Some last part of my mind observed with cold indifference that any wizard with the slightest shred of decency would have stopped by now, but my father has no decency, and the pain went on and on and on. With a thrill of terror quite outside the pain, I felt my body beginning to rebel against the curse, starting to shut down, and I knew that I didn't really want to die. But still the pain went on, indifferent to the wishes of some foolish boy, and my voice gave out, but my mind kept shrieking, not a wordless scream now but ohgodsohgods PeterJamesRemushelp

And the pain stopped.

I came to myself lying on the dining room floor with my face pressed into the musty carpet. My lungs were starved for air, and I breathed in desperately against a sharp pain in my chest. My entire body was cramped up so that I couldn't move, and a red miasma swam in front of my eyes.

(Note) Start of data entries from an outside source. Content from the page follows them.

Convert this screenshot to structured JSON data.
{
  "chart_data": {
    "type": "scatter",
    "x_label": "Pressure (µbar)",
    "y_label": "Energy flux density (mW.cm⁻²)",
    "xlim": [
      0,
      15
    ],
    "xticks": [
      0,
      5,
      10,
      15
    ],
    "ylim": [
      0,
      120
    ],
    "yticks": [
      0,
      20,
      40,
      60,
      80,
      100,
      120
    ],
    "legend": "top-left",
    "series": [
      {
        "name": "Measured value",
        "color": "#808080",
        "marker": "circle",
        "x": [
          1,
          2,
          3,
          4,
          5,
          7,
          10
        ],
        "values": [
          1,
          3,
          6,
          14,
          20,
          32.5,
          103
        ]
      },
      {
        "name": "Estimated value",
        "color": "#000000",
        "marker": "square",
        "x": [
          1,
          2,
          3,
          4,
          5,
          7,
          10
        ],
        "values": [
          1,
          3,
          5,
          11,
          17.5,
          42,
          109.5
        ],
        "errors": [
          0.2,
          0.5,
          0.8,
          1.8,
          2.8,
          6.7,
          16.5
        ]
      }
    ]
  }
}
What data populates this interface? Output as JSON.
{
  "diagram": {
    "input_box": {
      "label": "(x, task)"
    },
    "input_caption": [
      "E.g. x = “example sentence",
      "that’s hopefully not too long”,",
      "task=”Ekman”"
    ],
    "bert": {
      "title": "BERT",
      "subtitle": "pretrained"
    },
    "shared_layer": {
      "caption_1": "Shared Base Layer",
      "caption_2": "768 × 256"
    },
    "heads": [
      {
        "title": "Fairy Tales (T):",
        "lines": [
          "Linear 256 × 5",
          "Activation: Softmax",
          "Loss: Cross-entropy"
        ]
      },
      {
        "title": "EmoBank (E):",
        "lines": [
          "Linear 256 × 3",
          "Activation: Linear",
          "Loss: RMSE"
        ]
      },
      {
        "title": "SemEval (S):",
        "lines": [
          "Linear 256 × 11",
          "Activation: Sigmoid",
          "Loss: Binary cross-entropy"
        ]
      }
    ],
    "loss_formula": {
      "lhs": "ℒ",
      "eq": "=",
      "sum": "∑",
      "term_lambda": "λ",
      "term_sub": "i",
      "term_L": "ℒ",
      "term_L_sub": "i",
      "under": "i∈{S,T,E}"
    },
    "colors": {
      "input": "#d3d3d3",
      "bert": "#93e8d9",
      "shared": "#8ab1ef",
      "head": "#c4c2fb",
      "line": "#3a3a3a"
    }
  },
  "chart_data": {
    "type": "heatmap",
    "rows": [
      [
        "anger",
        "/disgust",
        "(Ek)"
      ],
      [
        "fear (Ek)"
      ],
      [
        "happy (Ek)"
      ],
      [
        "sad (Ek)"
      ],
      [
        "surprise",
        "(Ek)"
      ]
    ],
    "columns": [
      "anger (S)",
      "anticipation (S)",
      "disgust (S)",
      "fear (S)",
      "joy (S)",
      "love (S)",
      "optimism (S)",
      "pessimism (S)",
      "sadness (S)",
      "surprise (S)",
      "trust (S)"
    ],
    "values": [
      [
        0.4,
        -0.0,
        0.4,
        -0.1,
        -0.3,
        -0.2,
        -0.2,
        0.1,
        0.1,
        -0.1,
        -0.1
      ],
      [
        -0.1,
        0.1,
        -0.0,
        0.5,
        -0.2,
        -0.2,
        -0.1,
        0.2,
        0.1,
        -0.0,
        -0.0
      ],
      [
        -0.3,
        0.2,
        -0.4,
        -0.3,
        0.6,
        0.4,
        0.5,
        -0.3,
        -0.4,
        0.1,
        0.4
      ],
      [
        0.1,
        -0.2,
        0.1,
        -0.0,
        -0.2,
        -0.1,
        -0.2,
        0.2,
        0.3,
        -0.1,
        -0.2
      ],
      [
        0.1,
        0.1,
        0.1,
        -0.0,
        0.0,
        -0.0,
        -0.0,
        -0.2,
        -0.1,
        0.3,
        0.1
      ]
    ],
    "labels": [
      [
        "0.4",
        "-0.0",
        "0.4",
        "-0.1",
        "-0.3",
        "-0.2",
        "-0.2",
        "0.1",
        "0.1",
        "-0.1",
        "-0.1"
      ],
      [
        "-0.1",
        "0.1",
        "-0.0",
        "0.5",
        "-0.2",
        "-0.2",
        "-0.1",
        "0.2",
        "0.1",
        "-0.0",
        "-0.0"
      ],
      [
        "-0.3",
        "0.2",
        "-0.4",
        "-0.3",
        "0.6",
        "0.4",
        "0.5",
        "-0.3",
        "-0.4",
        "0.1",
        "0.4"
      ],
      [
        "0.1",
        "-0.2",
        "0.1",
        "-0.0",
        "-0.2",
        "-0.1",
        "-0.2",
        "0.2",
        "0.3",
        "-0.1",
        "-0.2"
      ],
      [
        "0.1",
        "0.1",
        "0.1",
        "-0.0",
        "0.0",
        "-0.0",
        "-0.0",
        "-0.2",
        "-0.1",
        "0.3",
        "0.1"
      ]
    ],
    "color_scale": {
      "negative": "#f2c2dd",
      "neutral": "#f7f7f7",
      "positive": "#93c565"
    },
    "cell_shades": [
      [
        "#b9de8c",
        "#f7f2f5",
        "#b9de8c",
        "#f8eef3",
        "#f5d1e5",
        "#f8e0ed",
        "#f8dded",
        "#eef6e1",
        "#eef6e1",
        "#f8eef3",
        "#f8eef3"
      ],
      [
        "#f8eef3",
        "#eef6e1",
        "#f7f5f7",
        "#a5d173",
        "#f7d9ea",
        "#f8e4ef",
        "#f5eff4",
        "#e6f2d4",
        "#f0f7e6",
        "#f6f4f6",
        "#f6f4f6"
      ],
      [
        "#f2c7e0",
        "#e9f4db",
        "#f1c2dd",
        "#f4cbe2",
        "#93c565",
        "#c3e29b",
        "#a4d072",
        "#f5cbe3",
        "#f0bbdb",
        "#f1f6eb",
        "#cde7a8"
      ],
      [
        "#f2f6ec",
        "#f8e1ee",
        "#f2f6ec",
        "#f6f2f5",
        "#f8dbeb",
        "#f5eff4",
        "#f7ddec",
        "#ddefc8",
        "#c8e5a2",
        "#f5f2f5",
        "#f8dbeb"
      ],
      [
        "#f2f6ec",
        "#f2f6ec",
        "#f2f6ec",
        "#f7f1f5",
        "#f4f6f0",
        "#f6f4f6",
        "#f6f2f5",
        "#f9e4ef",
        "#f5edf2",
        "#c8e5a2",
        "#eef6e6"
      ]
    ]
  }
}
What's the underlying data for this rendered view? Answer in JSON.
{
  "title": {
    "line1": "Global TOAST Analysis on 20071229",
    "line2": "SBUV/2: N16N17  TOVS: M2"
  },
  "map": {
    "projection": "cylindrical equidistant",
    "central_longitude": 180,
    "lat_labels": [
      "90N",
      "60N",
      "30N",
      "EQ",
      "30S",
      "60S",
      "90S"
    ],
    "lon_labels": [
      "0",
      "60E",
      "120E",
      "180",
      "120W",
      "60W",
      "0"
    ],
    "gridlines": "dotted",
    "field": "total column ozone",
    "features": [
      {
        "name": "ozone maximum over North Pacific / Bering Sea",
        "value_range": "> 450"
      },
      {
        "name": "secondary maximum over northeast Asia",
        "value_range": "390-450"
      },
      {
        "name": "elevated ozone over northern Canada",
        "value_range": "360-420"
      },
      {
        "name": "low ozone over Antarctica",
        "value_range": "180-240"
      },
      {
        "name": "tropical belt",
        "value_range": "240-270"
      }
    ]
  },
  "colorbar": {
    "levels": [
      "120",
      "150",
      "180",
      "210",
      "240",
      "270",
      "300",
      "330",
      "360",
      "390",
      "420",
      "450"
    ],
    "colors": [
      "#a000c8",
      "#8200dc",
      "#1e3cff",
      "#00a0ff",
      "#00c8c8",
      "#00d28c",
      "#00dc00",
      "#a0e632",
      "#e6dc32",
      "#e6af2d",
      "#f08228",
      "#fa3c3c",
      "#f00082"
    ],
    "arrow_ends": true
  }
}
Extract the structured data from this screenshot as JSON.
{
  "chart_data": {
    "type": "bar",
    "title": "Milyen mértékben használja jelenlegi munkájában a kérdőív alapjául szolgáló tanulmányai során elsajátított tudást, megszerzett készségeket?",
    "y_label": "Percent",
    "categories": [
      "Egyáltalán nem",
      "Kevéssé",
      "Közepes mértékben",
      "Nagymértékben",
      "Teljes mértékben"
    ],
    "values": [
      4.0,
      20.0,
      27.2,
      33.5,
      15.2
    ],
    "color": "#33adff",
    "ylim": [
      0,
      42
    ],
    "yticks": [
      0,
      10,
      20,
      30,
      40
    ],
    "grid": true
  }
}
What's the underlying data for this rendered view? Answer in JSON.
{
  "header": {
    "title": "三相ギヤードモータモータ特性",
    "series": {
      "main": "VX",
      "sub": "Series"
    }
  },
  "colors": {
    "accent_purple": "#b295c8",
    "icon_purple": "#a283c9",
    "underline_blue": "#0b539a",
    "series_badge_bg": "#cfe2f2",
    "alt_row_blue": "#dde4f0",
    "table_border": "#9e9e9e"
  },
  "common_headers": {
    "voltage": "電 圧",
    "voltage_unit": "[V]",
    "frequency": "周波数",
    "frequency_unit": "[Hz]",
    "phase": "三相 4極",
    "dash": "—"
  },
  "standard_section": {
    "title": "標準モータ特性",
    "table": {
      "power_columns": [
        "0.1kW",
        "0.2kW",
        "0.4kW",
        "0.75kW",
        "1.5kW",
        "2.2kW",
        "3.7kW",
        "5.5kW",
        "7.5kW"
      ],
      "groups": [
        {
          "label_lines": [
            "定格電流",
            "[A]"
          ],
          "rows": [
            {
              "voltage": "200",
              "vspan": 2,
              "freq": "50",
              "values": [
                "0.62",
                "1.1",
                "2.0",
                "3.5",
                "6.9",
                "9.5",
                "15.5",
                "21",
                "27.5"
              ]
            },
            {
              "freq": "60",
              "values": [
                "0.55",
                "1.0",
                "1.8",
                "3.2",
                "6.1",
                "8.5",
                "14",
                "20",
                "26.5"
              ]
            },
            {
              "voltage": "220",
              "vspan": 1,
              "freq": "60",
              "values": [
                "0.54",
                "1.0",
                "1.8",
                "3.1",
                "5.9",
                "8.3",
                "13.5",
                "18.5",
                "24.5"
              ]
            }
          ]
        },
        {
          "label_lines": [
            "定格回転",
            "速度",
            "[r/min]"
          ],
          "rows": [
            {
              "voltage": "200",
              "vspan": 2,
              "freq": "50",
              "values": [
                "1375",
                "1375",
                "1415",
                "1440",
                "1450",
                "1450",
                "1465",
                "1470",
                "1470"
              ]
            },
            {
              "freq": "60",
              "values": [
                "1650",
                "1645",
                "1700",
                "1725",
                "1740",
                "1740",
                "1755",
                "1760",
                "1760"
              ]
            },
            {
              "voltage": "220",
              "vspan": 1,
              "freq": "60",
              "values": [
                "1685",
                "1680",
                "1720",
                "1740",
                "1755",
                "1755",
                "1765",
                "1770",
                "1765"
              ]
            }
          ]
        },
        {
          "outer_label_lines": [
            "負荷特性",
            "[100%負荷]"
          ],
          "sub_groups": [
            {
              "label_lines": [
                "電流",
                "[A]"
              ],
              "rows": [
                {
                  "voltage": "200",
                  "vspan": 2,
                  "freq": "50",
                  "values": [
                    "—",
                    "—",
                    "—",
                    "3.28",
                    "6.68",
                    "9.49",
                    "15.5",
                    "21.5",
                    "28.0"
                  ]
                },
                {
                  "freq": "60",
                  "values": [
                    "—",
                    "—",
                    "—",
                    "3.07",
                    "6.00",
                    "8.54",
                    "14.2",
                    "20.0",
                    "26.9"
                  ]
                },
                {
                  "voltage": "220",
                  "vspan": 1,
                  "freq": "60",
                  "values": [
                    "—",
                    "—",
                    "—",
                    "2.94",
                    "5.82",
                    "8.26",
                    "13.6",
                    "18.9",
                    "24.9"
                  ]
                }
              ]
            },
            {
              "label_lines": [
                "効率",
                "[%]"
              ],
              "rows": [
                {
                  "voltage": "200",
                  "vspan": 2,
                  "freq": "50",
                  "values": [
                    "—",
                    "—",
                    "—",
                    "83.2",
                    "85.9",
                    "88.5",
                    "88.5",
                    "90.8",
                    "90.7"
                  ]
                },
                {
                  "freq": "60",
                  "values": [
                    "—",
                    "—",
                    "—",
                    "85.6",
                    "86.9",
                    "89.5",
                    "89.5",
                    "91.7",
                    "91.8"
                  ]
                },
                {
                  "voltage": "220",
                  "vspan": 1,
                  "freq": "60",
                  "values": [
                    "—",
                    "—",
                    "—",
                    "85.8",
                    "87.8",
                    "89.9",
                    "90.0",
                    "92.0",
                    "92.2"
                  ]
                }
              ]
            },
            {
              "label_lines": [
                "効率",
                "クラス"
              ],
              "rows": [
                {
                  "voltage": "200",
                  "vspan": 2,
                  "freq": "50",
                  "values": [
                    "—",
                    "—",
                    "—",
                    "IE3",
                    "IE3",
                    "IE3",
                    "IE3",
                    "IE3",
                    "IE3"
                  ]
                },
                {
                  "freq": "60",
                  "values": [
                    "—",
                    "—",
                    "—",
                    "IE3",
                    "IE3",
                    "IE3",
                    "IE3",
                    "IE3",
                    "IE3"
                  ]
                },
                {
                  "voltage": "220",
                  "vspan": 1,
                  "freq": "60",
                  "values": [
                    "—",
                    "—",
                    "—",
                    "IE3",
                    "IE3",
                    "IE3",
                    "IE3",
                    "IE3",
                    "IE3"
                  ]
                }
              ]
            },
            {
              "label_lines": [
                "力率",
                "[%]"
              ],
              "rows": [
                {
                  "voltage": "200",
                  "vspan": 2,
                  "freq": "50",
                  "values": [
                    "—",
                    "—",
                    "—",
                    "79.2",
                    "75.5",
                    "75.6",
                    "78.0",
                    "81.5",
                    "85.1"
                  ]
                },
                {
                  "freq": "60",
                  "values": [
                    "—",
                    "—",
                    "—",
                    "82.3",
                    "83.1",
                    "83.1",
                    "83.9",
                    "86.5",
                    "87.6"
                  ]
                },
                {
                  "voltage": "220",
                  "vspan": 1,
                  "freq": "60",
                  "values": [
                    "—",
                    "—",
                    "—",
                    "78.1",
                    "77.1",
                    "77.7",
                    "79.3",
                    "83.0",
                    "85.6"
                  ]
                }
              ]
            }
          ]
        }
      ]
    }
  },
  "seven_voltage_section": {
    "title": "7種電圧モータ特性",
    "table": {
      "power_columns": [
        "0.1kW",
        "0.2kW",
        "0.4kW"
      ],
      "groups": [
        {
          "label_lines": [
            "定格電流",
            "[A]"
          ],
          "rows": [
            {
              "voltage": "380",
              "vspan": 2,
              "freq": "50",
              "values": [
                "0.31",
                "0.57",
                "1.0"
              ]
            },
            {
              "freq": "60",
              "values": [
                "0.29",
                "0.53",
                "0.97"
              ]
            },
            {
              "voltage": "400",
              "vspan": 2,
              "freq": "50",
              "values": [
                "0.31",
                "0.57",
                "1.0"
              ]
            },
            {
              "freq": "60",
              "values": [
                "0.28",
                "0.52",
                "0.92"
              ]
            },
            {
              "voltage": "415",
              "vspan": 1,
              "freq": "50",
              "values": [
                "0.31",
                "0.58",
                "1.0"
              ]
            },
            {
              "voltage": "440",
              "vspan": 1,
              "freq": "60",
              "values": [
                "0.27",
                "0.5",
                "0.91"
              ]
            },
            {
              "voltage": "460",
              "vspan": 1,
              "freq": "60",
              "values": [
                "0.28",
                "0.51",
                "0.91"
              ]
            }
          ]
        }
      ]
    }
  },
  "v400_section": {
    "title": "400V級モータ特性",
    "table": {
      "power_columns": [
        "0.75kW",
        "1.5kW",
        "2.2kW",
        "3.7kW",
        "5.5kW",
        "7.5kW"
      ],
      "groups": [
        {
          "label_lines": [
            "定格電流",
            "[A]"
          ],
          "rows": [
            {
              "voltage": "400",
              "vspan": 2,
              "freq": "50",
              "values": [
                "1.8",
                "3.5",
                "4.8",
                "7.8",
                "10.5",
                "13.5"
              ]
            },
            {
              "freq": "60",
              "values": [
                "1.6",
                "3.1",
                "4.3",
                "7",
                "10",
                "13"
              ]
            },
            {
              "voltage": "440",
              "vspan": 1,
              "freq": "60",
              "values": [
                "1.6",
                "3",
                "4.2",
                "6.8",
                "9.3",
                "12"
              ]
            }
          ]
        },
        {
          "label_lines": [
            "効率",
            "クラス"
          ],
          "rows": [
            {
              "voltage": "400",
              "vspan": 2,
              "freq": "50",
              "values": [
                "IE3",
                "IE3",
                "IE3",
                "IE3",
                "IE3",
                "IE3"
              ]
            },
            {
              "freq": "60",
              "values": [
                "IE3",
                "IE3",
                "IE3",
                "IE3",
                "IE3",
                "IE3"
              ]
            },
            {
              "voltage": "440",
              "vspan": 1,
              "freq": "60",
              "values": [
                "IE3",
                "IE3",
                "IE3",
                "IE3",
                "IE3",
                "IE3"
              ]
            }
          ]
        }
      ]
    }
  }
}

After a moment I registered voices. Regulus' – "he's alive?"; my mother's – "oh yes, this was just a lesson, come on, dearest…" and footsteps as the two walked around my body and out of the room; my father's, almost crooning down at me, "It does seem a pity I had to beat sense into you. Let this be a lesson to you, Sirius," and he kicked me hard in the stomach before walking off. I simply lay there, trying hard to breathe and trying hard not to think. After an eternity and a moment, I fell into a deep and dreamless sleep.

 I awoke in the dark, still lying on the carpet, with every part of me aching horribly and a very welcome voice ringing inside my head, "If you need, you can always come to my house."

Of course. It was blindingly obvious now.

I would leave. I would take James at his word, and run away forever from the oh-so-Noble and Most Ancient House of Black.